1001 sahabat. Pipit. KKN
Oleh: Sandi Suroyoco Sinambela
Pelajaran hidup: terbuka akan lebih baik dari pada
membiarkan hati kita meledak tak terduga.
Oleh: Sandi Suroyoco Sinambela
Merah mudamu
memang sangat membara, hingga saat ini
aku masih mengingat kemarahanmu yang meledak-ledak (tgl 2 Februari 2014),
Tak dapat
kau bedakan lebih keras kepalan tangan
daripada kokohnya tembok, kau pukul berkali kali.
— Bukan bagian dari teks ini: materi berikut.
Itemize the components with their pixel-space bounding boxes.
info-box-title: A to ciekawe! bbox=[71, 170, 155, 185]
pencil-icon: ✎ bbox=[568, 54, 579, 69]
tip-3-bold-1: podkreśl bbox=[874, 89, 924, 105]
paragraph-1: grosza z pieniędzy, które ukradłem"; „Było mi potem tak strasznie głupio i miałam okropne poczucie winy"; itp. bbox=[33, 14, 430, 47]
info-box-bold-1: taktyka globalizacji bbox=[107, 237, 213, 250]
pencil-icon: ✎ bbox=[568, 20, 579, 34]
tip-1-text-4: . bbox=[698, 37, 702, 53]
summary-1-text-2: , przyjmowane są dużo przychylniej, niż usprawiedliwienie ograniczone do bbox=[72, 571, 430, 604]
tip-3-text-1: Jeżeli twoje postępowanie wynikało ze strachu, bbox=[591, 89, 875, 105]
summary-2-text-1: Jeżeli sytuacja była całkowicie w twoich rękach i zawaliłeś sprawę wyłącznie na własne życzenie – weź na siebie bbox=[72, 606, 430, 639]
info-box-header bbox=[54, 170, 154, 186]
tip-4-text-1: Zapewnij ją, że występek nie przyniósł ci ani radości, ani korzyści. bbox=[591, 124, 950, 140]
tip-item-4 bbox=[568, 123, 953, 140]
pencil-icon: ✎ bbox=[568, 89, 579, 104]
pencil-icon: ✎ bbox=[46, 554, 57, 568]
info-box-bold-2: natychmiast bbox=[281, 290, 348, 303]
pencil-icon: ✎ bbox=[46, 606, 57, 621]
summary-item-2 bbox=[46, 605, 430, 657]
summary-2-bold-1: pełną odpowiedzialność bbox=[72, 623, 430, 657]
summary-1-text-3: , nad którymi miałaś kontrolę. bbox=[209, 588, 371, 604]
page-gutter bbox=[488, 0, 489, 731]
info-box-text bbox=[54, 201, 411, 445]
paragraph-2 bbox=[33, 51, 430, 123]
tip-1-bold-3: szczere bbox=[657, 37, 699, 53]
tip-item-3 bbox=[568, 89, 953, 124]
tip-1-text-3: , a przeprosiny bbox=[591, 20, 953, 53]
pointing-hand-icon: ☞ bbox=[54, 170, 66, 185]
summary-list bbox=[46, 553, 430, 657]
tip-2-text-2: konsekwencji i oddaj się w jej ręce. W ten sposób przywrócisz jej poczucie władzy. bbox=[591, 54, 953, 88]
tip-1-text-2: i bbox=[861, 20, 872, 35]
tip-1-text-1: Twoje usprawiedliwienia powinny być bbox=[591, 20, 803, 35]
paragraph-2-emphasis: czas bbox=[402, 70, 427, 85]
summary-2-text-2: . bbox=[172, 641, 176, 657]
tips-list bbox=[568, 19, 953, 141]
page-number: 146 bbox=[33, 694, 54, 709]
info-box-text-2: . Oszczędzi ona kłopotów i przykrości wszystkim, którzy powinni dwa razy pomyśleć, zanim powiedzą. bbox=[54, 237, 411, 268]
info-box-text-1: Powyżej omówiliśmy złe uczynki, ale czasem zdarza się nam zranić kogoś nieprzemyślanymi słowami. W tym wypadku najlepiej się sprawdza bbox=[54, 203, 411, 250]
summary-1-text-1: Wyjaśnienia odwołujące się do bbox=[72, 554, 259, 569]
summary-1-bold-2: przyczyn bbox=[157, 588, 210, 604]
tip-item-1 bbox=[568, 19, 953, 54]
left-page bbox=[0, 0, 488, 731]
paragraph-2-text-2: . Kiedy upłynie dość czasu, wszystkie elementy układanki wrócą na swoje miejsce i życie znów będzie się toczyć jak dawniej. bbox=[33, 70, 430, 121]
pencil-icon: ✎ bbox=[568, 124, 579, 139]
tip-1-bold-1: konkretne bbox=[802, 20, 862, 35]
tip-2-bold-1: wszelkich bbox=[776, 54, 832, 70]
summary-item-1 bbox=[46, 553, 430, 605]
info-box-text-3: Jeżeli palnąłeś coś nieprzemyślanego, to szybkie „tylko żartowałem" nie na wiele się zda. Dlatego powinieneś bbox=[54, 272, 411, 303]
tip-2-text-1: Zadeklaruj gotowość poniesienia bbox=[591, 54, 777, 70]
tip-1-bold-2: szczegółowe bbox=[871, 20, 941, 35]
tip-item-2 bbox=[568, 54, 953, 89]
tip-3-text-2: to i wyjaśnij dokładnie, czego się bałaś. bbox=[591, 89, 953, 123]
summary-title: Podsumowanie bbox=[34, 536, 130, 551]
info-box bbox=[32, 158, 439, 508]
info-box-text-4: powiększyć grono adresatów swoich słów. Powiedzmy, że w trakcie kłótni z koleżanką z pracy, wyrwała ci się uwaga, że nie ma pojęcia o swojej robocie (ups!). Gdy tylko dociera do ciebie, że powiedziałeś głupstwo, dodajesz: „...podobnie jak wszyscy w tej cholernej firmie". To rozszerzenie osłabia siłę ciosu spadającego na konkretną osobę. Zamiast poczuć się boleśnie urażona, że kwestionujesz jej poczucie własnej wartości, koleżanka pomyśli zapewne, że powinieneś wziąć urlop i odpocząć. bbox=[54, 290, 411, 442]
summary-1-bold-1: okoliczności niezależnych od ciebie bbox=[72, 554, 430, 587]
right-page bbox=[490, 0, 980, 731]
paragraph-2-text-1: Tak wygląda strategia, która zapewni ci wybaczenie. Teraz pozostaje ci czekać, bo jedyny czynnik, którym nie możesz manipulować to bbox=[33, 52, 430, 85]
Suara benturan tertusuk di telingaku, saat itu aku persis di belakang tembok yang
kau pukul. Saat itu juga aku yang tertahan kantuk tiba-tiba kaget.
Aku segera
berdiri spontan,,, kog benturannya sangat keras? ‘’’’ loh, loh, ehh,
ternyata Pipit lagi marah.
Aku tidak
bisa melihat wajahmu, tetapi dari gerak kepalan tanganmu. Jari kakimu, gemetaran
terhantam emosi yang meruah-ruah. Kepalanmu yang tumpul terlihat merah, sesekali
kau regangkan, untuk menendang rasa sakit. Kepalanmu memang hanya sebatas
bengkak, tapi sepertinya hatimu yang berdarah darah karna terbawa emosi yang
serta merta membuatmu naik pitam.
Waktu itu,
suaraku hampir kencang memanggilmu, kau hiraukan dengan keadaanmu yang
memanas.tak dapat aku berkata apa-apa.
Semua orang
terpantul yang mencoba meredam suasana hatimu yang sedang kacau, tapi setelah
beberapa menit, senyumku agak pelit lantas melihat seorang pria tibatiba
bercengkrama denganmu. Terlihat solah tak terjadi apa-apa.
Saat ini aku
masih bertanya-tanya, masalah apa yang membuatmu ditunggangi emosi, menghiraukan
kuatnya tembok dengan kepalan tangan.